Wohltätigkeitsorganisationen spendete sie Millionen, gegenüber ihren Mitarbeitern galt sie als knauserig und schwierig: Die Hotelmagnatin Leona Helmsley ist tot.

Die durch eine Steueraffäre in die Schlagzeilen geratene amerikanische Hotelmagnatin Leona Helmsley ist im Alter von 87 Jahren gestorben. Helmsley sei am Montag in ihrem Sommerhaus im US-Staat Connecticut einem Herzversagen erlegen, teilte ihr Sprecher Howard Rubenstein mit.

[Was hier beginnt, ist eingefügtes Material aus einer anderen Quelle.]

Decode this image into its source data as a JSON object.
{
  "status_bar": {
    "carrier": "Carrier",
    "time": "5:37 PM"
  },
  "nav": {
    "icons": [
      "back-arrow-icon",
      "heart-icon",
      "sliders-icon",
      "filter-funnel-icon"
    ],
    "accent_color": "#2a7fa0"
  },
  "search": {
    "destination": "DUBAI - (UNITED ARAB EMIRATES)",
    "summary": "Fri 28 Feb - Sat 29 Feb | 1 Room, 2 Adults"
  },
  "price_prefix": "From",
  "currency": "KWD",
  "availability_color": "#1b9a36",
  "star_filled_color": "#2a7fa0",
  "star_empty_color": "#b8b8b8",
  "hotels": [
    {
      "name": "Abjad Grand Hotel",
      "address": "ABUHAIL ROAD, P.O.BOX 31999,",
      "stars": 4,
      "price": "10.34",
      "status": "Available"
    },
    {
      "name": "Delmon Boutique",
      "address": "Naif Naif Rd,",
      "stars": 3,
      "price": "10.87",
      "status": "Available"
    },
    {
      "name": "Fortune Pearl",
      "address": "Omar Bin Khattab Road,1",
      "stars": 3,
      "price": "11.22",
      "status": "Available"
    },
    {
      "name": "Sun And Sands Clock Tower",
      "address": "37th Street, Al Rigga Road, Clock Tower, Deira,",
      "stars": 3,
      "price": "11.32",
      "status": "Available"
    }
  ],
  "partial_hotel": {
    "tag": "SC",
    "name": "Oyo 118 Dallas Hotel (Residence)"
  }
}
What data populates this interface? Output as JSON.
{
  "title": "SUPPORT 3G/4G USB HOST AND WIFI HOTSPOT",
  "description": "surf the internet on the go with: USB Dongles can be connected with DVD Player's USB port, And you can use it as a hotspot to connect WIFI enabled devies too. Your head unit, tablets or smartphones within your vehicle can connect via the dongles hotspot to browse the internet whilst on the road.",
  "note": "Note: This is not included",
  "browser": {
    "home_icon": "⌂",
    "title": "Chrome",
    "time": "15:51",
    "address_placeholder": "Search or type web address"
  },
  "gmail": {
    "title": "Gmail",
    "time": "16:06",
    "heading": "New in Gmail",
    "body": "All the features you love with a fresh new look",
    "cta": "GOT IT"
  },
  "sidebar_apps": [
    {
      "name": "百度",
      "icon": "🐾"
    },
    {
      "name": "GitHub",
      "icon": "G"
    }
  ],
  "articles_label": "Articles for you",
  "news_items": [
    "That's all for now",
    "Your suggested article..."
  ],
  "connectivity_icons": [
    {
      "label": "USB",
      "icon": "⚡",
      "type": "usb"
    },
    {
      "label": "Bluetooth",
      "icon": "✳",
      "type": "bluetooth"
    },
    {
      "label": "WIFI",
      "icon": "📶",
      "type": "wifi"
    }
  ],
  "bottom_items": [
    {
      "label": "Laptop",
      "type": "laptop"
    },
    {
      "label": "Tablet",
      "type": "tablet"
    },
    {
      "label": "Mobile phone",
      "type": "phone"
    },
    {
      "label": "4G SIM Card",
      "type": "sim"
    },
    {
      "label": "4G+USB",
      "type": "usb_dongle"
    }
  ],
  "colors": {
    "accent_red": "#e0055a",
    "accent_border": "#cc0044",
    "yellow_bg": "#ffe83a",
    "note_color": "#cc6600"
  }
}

Die exzentrische Milliardärin spendete Millionen für Wohltätigkeitsorganisationen, galt aber gleichzeitig gegenüber ihren Mitarbeitern als knauserig und schwierig. Ihr Leben wurde unter dem Titel «Queen of Mean» («Die Dollar-Queen») verfilmt.
Der Steuerhinterziehung beschuldigt
Helmsley heiratete 1972 im Alter von 51 Jahren den Immobilienkönig Harry Helmsley. Er war damals 63 und einer der reichsten Männer Amerikas. Er machte sie 1980 zur Präsidentin der Helmsley Hotels, die mehr als zwei Dutzend Hotels in zehn Staaten betrieb. Die beiden galten als glückliches Paar, das auch Jahre nach der Eheschließung noch sehr verliebt war. So ließ Harry Helmsley am 4. Juli 1976 das Empire State Building in den Farben Rot, Weiß und Blau erstrahlen. Allerdings nicht, um den Unabhängigkeitstag zu feiern, sondern um den Geburtstag seiner Frau zu feiern. Die Aktion kostete ihn 100.000 Dollar - «weniger als eine Kette», wie er erklärte.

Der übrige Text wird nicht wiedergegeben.